(1.) This appeal has been referred to a Bench of two Judges, because the learned Judge before whom if came thought that the matter under consideration required careful examination. The plaintiff is the zamindar of the village and the defendant, who is a minor, is the daughter of a tenant who cultivated some of the plaintiff's lands in the village. The tenant having died and, under the tenancy law, the daughter not being an heir to the tenant, the tenancy lapsed to the plaintiff. He thereupon brought the suit out of which this appeal has arisen to recover possession over the house occupied by the late tenant, on the allegation that the house also lapsed to the zamindar. The plaintiff accordingly asked for possession over the house. In the plaint the plaintiff suggested that the Court might, if it thought necessary, allow the defendant to remove the-materials of the house leaving the site to be occupied by the plaintiff.
(2.) The defence was that the plaintiff had no right to turn the defendant out of the house, that the house had been occupied for a hundred years by the defendants ancestors and that the mere fact that the tenancy lapsed to the plaintiff would not be any ground for the plaintiff to take possession of the late tenants house.

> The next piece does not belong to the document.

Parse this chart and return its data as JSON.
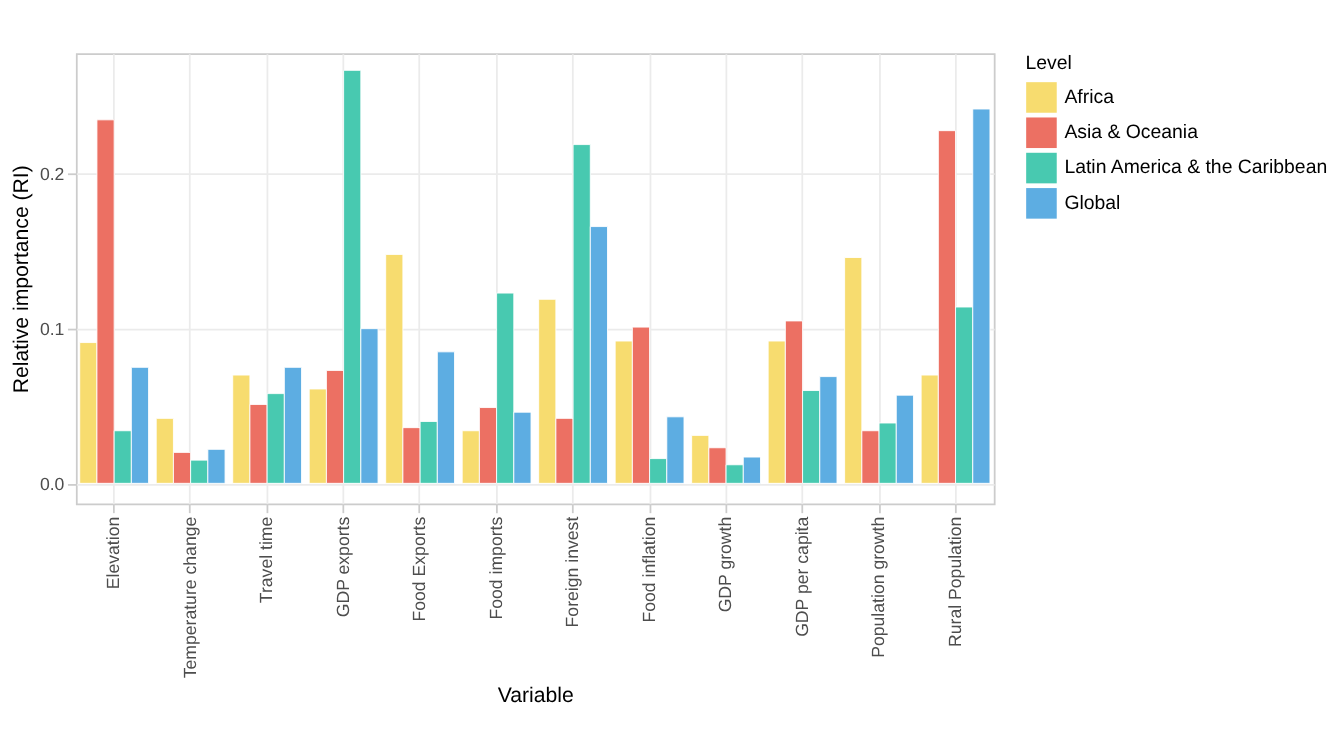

The Court of first instance decreed the suit for possession of the site and allowed the defendant three months time to remove the materials. On appeal the learned Additional Subordinate Judge of Farrukhabad dismissed the suit in its entirety. He held that the house was not an appurtenance to the holding of the late tenant Girwar.
(3.) In this Court it was urged that the presumption of law was that the house was an appurtenance to the holding, especially as the house in dispute was the only one occupied by the deceased. Other-points were taken in the grounds of appeal but they were not pressed.